A state law that took effect Friday allows cities to charge anywhere from $250 to $1,000 for violating disabled parking laws. And San Francisco, where finding a parking space can induce extreme behavior, is wasting no time. On Tuesday, the Metropolitan Transportation Agency will consider raising its fines for fraudulent use of disabled plates, placards and tags to $825, from $100.
Fines for lesser offenses, such as parking in a disabled space without a disabled parking pass or blocking access to a blue zone, would rise by 10 percent to $330.
The board will also consider allowing parking control officers to issue disabled citations, which, in the past, could only be written by police officers. That change was also enabled by the new state law.
Abuse of disabled parking permits in San Francisco is a serious problem that steals money from the agency's already lean budget and makes it difficult for those needing disabled parking to find available spaces. The state Department of Motor Vehicles has issued 52,600 disabled plates and placards in San Francisco - 1 for about every 15 residents.

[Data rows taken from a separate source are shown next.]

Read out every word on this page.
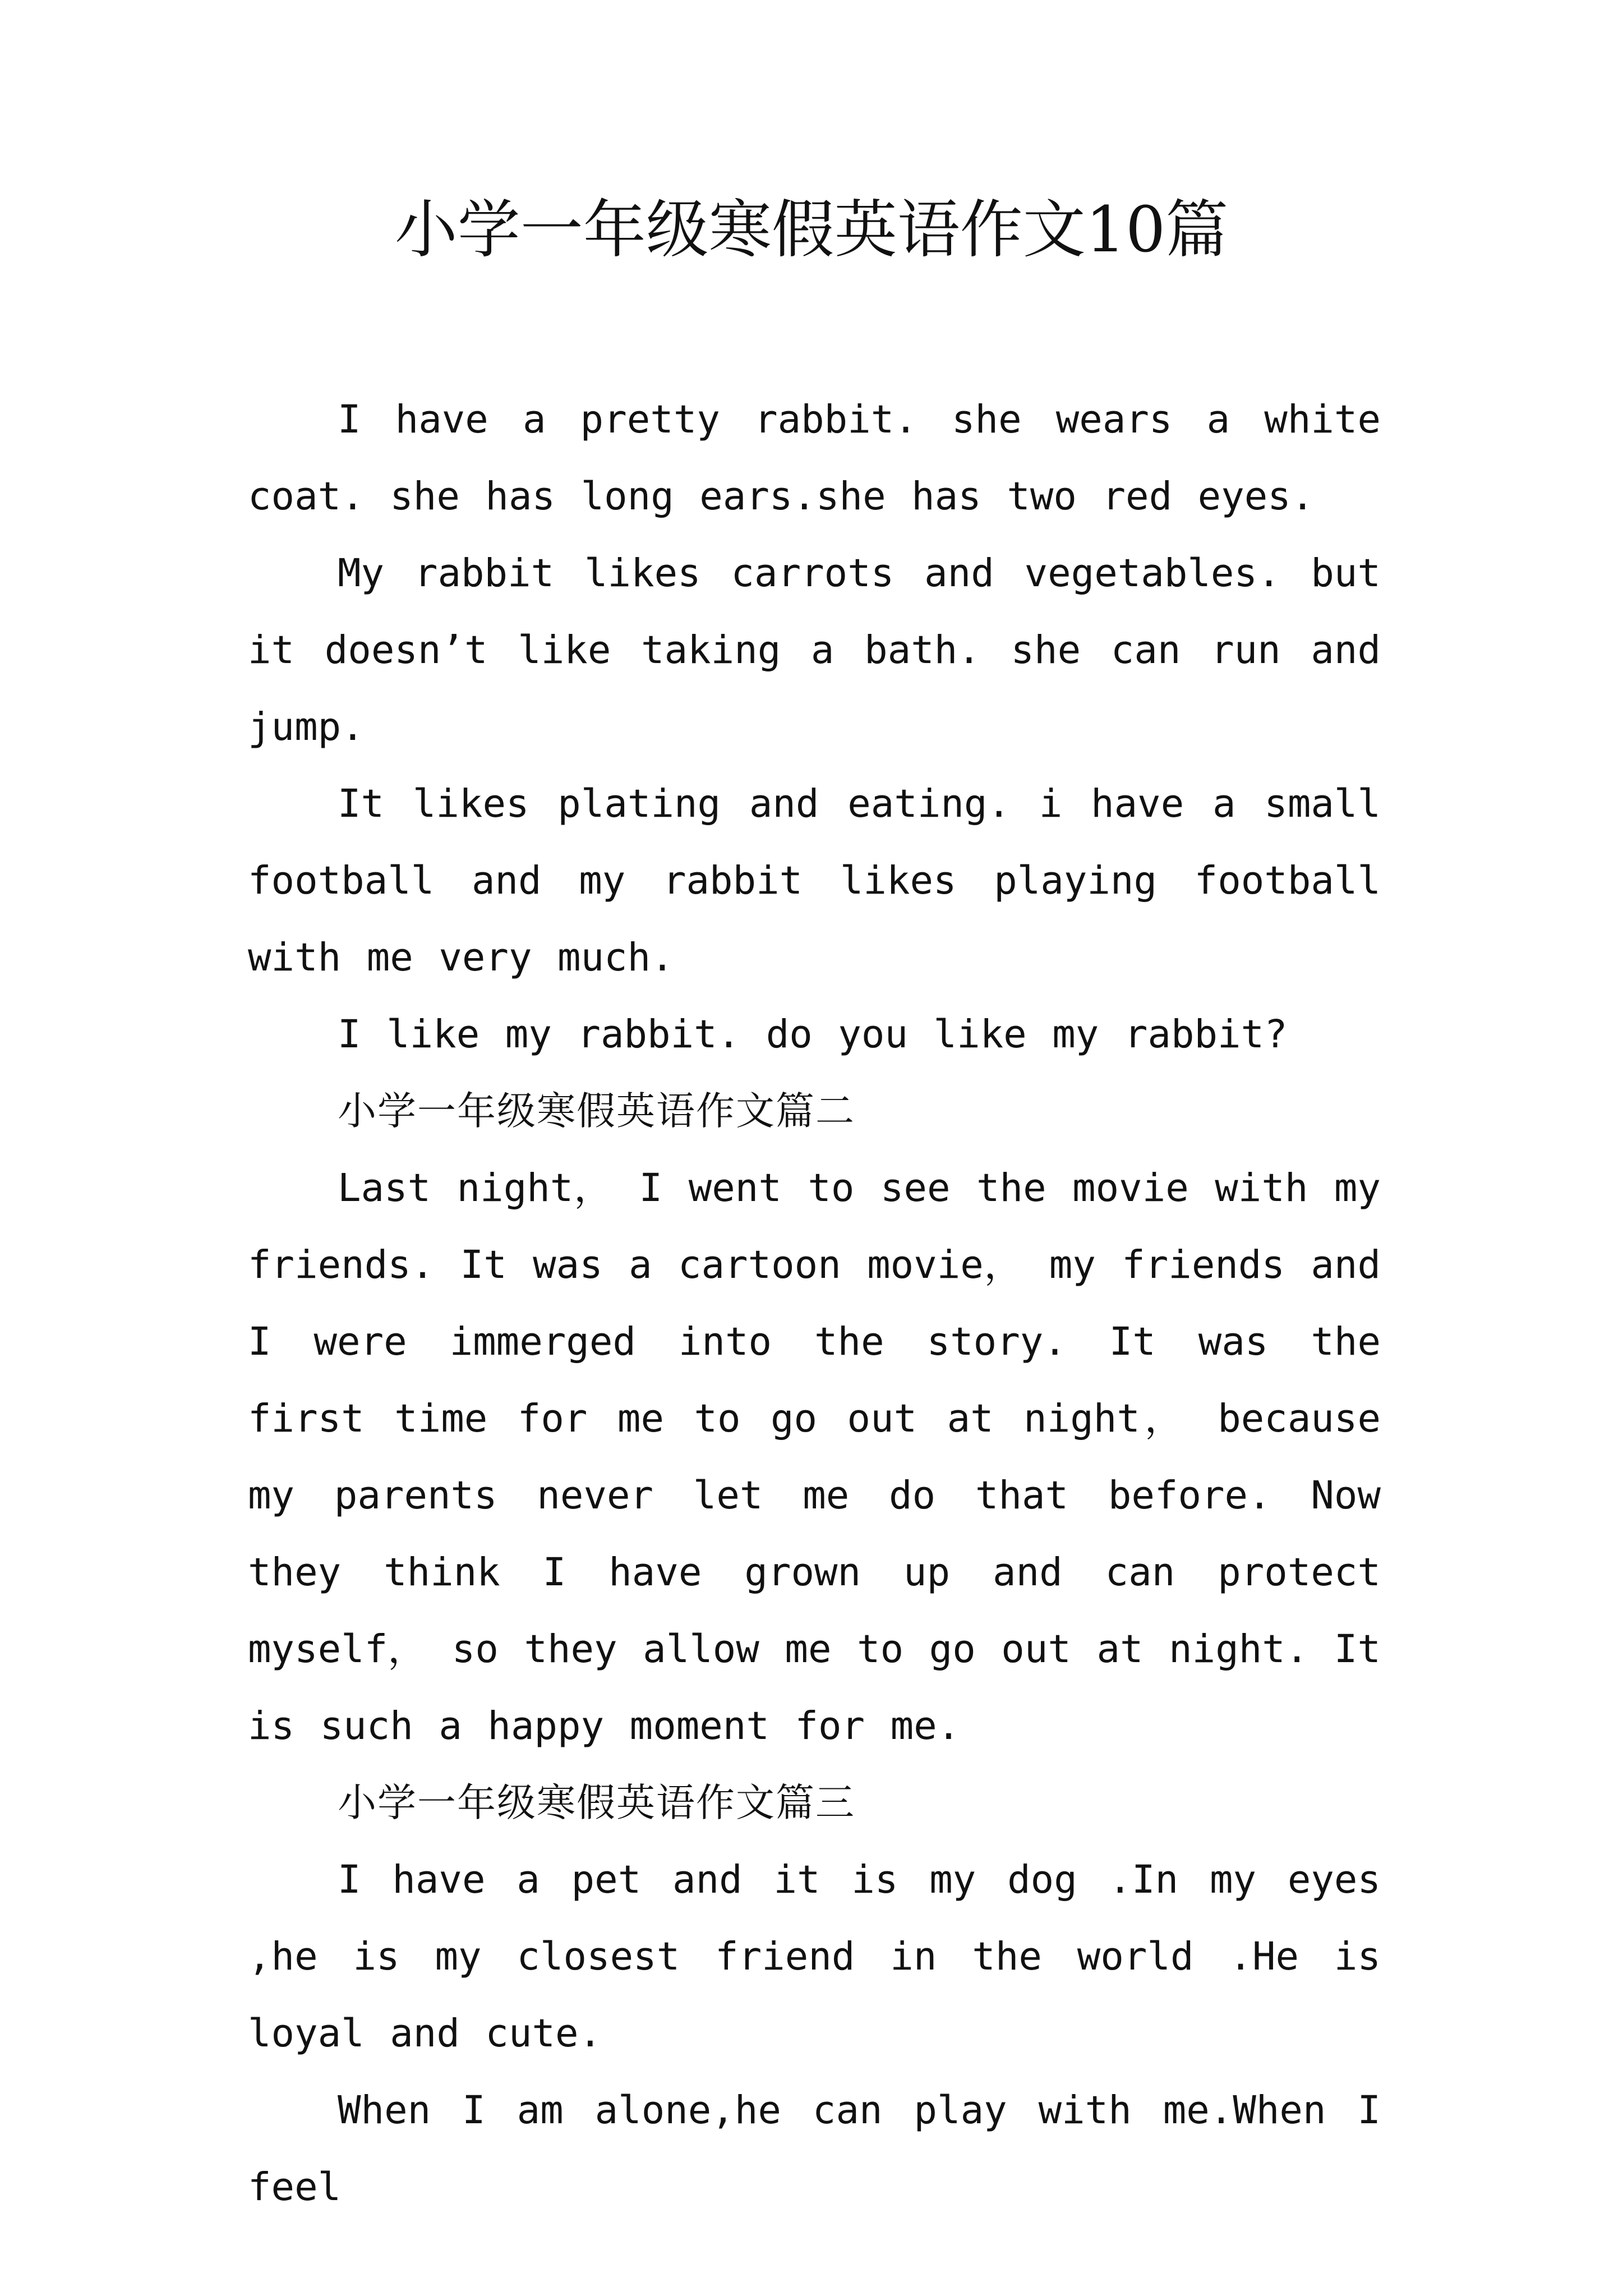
小学一年级寒假英语作文10篇

I have a pretty rabbit. she wears a white coat. she has long ears.she has two red eyes.

My rabbit likes carrots and vegetables. but it doesn’t like taking a bath. she can run and jump.

It likes plating and eating. i have a small football and my rabbit likes playing football with me very much.

I like my rabbit. do you like my rabbit?

小学一年级寒假英语作文篇二

Last night， I went to see the movie with my friends. It was a cartoon movie， my friends and I were immerged into the story. It was the first time for me to go out at night， because my parents never let me do that before. Now they think I have grown up and can protect myself， so they allow me to go out at night. It is such a happy moment for me.

小学一年级寒假英语作文篇三

I have a pet and it is my dog .In my eyes ,he is my closest friend in the world .He is loyal and cute.

When I am alone,he can play with me.When I feel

"Disabled placard abuse is one of the most significant challenges to parking management in San Francisco," said Judson True, agency spokesman. "It's a fraudulent way of people being able to park free for an unlimited time. It hurts all motorists, disabled or not."

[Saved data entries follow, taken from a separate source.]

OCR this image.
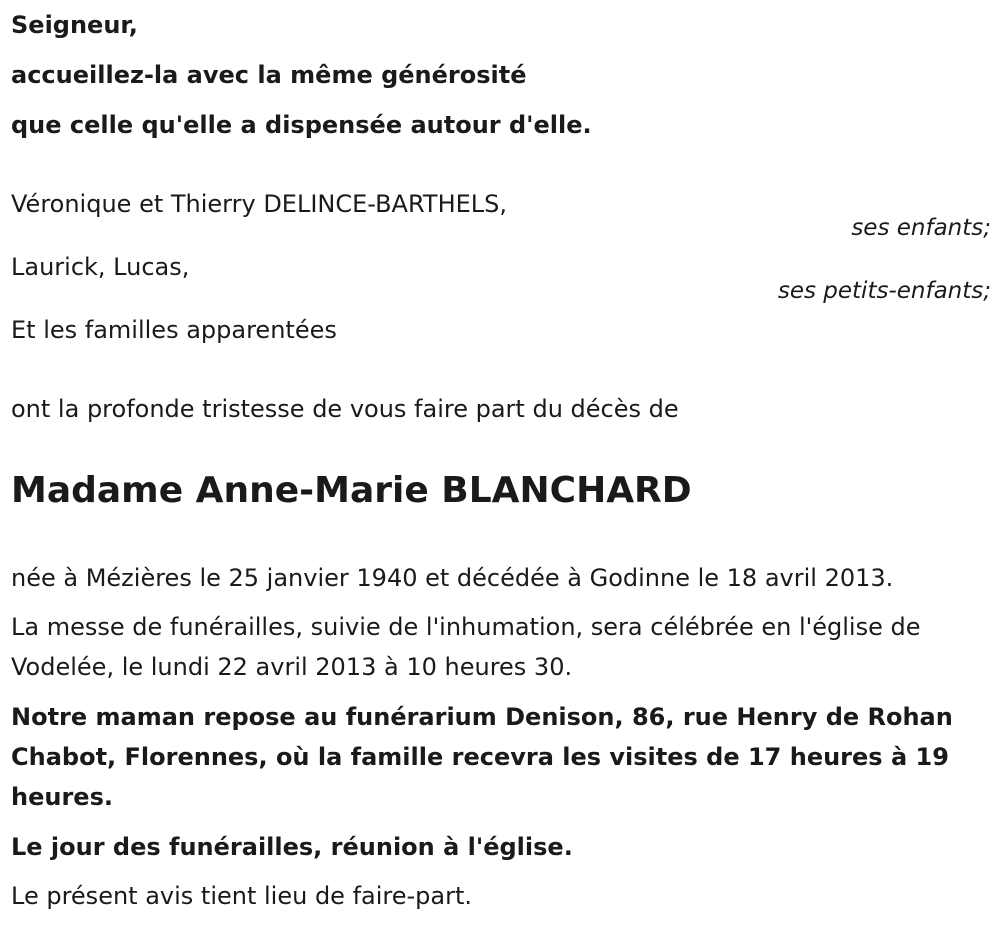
Seigneur,
accueillez-la avec la même générosité
que celle qu'elle a dispensée autour d'elle.
Véronique et Thierry DELINCE-BARTHELS,
ses enfants;
Laurick, Lucas,
ses petits-enfants;
Et les familles apparentées
ont la profonde tristesse de vous faire part du décès de
Madame Anne-Marie BLANCHARD
née à Mézières le 25 janvier 1940 et décédée à Godinne le 18 avril 2013.
La messe de funérailles, suivie de l'inhumation, sera célébrée en l'église de Vodelée, le lundi 22 avril 2013 à 10 heures 30.
Notre maman repose au funérarium Denison, 86, rue Henry de Rohan Chabot, Florennes, où la famille recevra les visites de 17 heures à 19 heures.
Le jour des funérailles, réunion à l'église.
Le présent avis tient lieu de faire-part.
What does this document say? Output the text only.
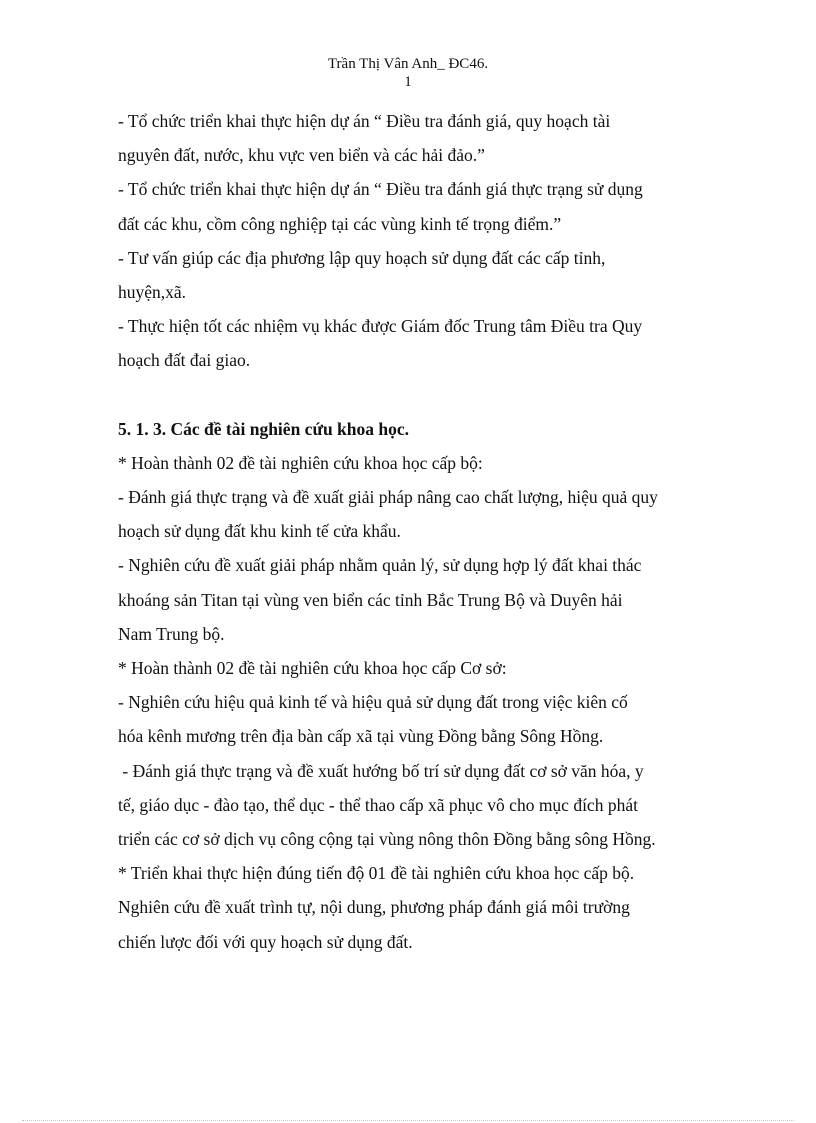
Trần Thị Vân Anh_ ĐC46.
1
- Tổ chức triển khai thực hiện dự án “ Điều tra đánh giá, quy hoạch tài
nguyên đất, nước, khu vực ven biển và các hải đảo.”
- Tổ chức triển khai thực hiện dự án “ Điều tra đánh giá thực trạng sử dụng
đất các khu, cồm công nghiệp tại các vùng kinh tế trọng điểm.”
- Tư vấn giúp các địa phương lập quy hoạch sử dụng đất các cấp tỉnh,
huyện,xã.
- Thực hiện tốt các nhiệm vụ khác được Giám đốc Trung tâm Điều tra Quy
hoạch đất đai giao.
5. 1. 3. Các đề tài nghiên cứu khoa học.
* Hoàn thành 02 đề tài nghiên cứu khoa học cấp bộ:
- Đánh giá thực trạng và đề xuất giải pháp nâng cao chất lượng, hiệu quả quy
hoạch sử dụng đất khu kinh tế cửa khẩu.
- Nghiên cứu đề xuất giải pháp nhằm quản lý, sử dụng hợp lý đất khai thác
khoáng sản Titan tại vùng ven biển các tỉnh Bắc Trung Bộ và Duyên hải
Nam Trung bộ.
* Hoàn thành 02 đề tài nghiên cứu khoa học cấp Cơ sở:
- Nghiên cứu hiệu quả kinh tế và hiệu quả sử dụng đất trong việc kiên cố
hóa kênh mương trên địa bàn cấp xã tại vùng Đồng bằng Sông Hồng.
- Đánh giá thực trạng và đề xuất hướng bố trí sử dụng đất cơ sở văn hóa, y
tế, giáo dục - đào tạo, thể dục - thể thao cấp xã phục vô cho mục đích phát
triển các cơ sở dịch vụ công cộng tại vùng nông thôn Đồng bằng sông Hồng.
* Triển khai thực hiện đúng tiến độ 01 đề tài nghiên cứu khoa học cấp bộ.
Nghiên cứu đề xuất trình tự, nội dung, phương pháp đánh giá môi trường
chiến lược đối với quy hoạch sử dụng đất.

True had no estimate on how many fraudulent placards are on the streets, or how much revenue the increased citations would generate. In the fiscal year that ended in June, police seized 2,099 fraudulent placards, and in the first quarter of the current budget year, which ended in September, 689 fake disabled tags were confiscated.
"If that pace continues," True said, "we will see more than a 30 percent increase."
Assemblywoman Fiona Ma, D-San Francisco, wrote the bill that allows the hefty fines out of concern that the city's streets are filled with drivers abusing disabled parking tags.
"Go down any street that has parking meters, and more than half will have a disabled placard that means they don't have to pay," she said. "A lot of people are misusing it to get free parking."
While the bill was designed to benefit San Francisco, Ma said, she found that abuse of parking permits is a problem in other California cities, including Oakland and Los Angeles.
"Anywhere there are parking meters," she said, "it's a problem."